DEAR MISS MANNERS: A brother whom I love is planning his wedding in a religious ceremony I disagree with. Is there a way to honor him and his bride while in no way implying I endorse the religious ceremony?
I seem to remember reading in the past about standing when they proceed up and down the aisle but sitting through everything else. (Although I also heartily disapprove of the father "giving" his daughter away so would choke on the walk up the aisle.) Or I've thought of skipping the wedding ceremony and attending the reception.
Sometimes I remind myself that this is their day and it may not matter to anyone else what I choose to do. However, over the last couple years, I've been making tremendous progress in thinking about what I believe in and acting on it. I do not want to make a scene but I do want to be true to myself.

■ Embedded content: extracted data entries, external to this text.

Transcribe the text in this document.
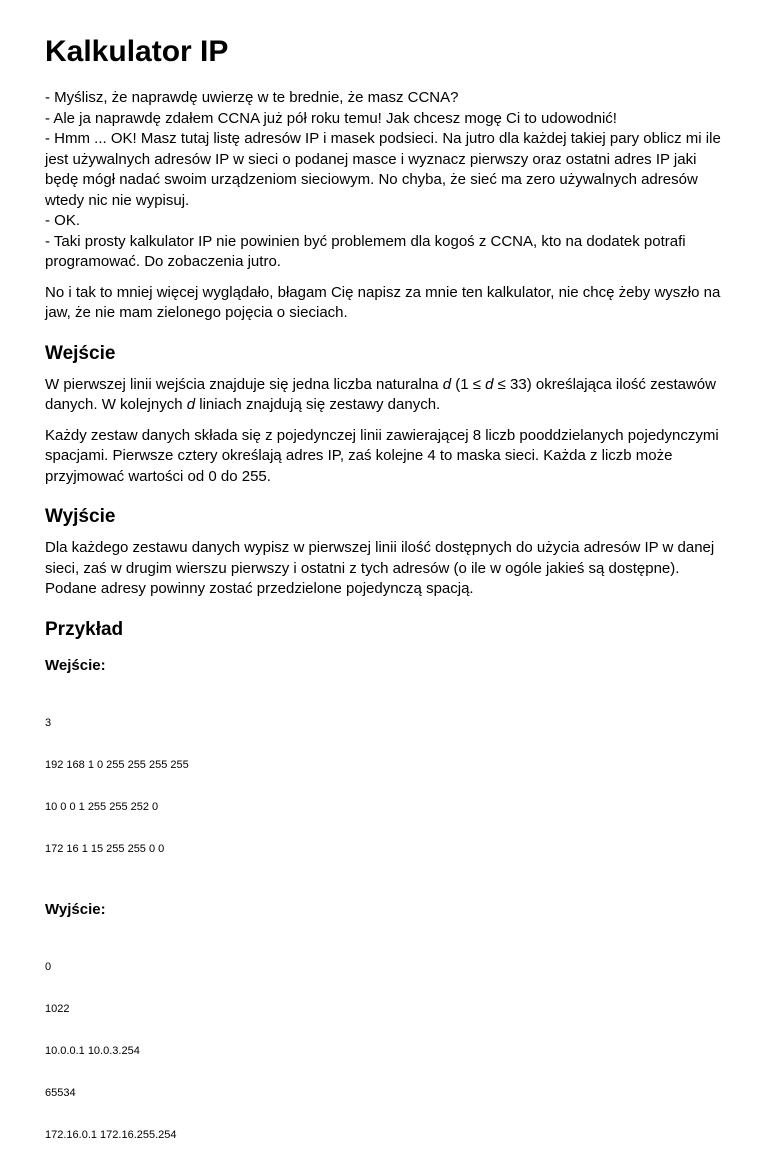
Kalkulator IP

- Myślisz, że naprawdę uwierzę w te brednie, że masz CCNA?

- Ale ja naprawdę zdałem CCNA już pół roku temu! Jak chcesz mogę Ci to udowodnić!

- Hmm ... OK! Masz tutaj listę adresów IP i masek podsieci. Na jutro dla każdej takiej pary oblicz mi ile jest używalnych adresów IP w sieci o podanej masce i wyznacz pierwszy oraz ostatni adres IP jaki będę mógł nadać swoim urządzeniom sieciowym. No chyba, że sieć ma zero używalnych adresów wtedy nic nie wypisuj.

- OK.

- Taki prosty kalkulator IP nie powinien być problemem dla kogoś z CCNA, kto na dodatek potrafi programować. Do zobaczenia jutro.

No i tak to mniej więcej wyglądało, błagam Cię napisz za mnie ten kalkulator, nie chcę żeby wyszło na jaw, że nie mam zielonego pojęcia o sieciach.

Wejście

W pierwszej linii wejścia znajduje się jedna liczba naturalna d (1 ≤ d ≤ 33) określająca ilość zestawów danych. W kolejnych d liniach znajdują się zestawy danych.

Każdy zestaw danych składa się z pojedynczej linii zawierającej 8 liczb pooddzielanych pojedynczymi spacjami. Pierwsze cztery określają adres IP, zaś kolejne 4 to maska sieci. Każda z liczb może przyjmować wartości od 0 do 255.

Wyjście

Dla każdego zestawu danych wypisz w pierwszej linii ilość dostępnych do użycia adresów IP w danej sieci, zaś w drugim wierszu pierwszy i ostatni z tych adresów (o ile w ogóle jakieś są dostępne). Podane adresy powinny zostać przedzielone pojedynczą spacją.

Przykład
Wejście:

3

192 168 1 0 255 255 255 255

10 0 0 1 255 255 252 0

172 16 1 15 255 255 0 0

Wyjście:

0

1022

10.0.0.1 10.0.3.254

65534

172.16.0.1 172.16.255.254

GENTLE READER: Then you should not attend if you don't approve of the bridesmaids' dresses. And stay away from the reception if you haven't been given approval rights over the flavor of the wedding cake.
Where did you get the vainglorious idea that your presence at your brother's wedding would constitute putting your seal of approval on any theological or social ritual involved? You are not there as a judge, but as a witness. Anything you do to show disapproval, including boycotting the ceremony, will only symbolize disapproval of your brother or of his bride.
Miss Manners has learned to be wary of those who declare too roundly that they are true to themselves. Too often it turns out to be at the expense of decencies toward others.
DEAR MISS MANNERS: My friends and I often attend springtime home and garden tours put on by various neighborhood and historic preservation groups.
On many of these tours, we find ourselves trying to exit from a house after touring it and are unable to do so as we open the door and large numbers of folks keep entering -- showing no pause in relenting to let us exit. The same happens when we are at an upstairs level attempting to descend on often-narrow staircases that only allow one-way traffic. The person at the top is stuck as one person after another comes up and never glances up to see if anyone would like to come down.
I've also run into this problem during large parties at private homes and at open-house real-estate showings. My instinct is that the person wanting to exit or descend has the right-of-way, but this is obviously not the general instinct, as people continue to barge in or pile up the stairs as those stranded at the top landing or just inside the door stand helplessly back against the throng, creating ever more of a crowd inside. What is the appropriate procedure?
GENTLE READER: Let's assume that those entering don't see that there are people at the top. Miss Manners doesn't believe it, either, having encountered those people while she was trying to get off a bus, but let's assume it. To enlighten them, you tell them, "Coming out, please. Let us get out of your way so you'll have room to get through."
Then you stand helplessly back as they barge through anyway.